Nanoforming Hyaluronan-Based Thermoresponsive Hydrogels: Optimized and Tunable Functionality in Osteoarthritis Management

Hyaluronic acid (HA) constitutes a versatile chemical framework for the development of osteoarthritis pain treatment by means of injection in the joints, so-called viscosupplementation. Without appropriate physico-chemical tuning, such preparations are inherently hindered by prompt in vivo degradation, mediated by hyaluronidases and oxidative stress. To prolong hydrogel residence time and confer optimized product functionality, novel thermoresponsive nanoforming HA derivatives were proposed and characterized. Combined use of sulfo-dibenzocyclooctyne-PEG4-amine linkers and poly(N-isopropylacrylamide) in green chemistry process enabled the synthesis of HA-based polymers, with in situ obtention of appropriate viscoelastic properties. Spontaneous and reversible thermoformation of nanoparticles above 30 degrees C was experimentally confirmed. Lead formulations were compared to a commercially available HA-based product and shown significantly better in vitro resistance to enzymatic and oxidative degradation, required half the injection force with optimal viscoelastic hydrogel properties in equine synovial fluids.

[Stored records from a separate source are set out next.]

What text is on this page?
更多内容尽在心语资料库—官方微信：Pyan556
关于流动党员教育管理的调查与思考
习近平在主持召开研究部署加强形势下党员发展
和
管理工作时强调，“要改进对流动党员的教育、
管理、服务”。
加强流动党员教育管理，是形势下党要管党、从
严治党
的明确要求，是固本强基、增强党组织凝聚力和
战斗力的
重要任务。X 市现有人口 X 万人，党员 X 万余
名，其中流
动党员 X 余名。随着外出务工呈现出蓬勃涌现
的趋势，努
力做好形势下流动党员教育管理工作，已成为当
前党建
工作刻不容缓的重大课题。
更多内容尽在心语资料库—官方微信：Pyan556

Results highlighted the vast potential of appropriately engineered HA-based systems as next-generation long-acting viscosupplementation products for osteoarthritic patients.

Automated summary

This study proposes the use of thermoresponsive nanoforming hyaluronic acid derivatives for the treatment of osteoarthritis pain through injection in the joints. By adding specific chemicals, the residence time of the hydrogel in the body can be prolonged and it exhibits improved resistance to degradation and optimal viscoelastic properties. The results demonstrate the significant potential of these engineered hyaluronic acid derivatives as next-generation long-acting viscosupplementation products for osteoarthritic patients.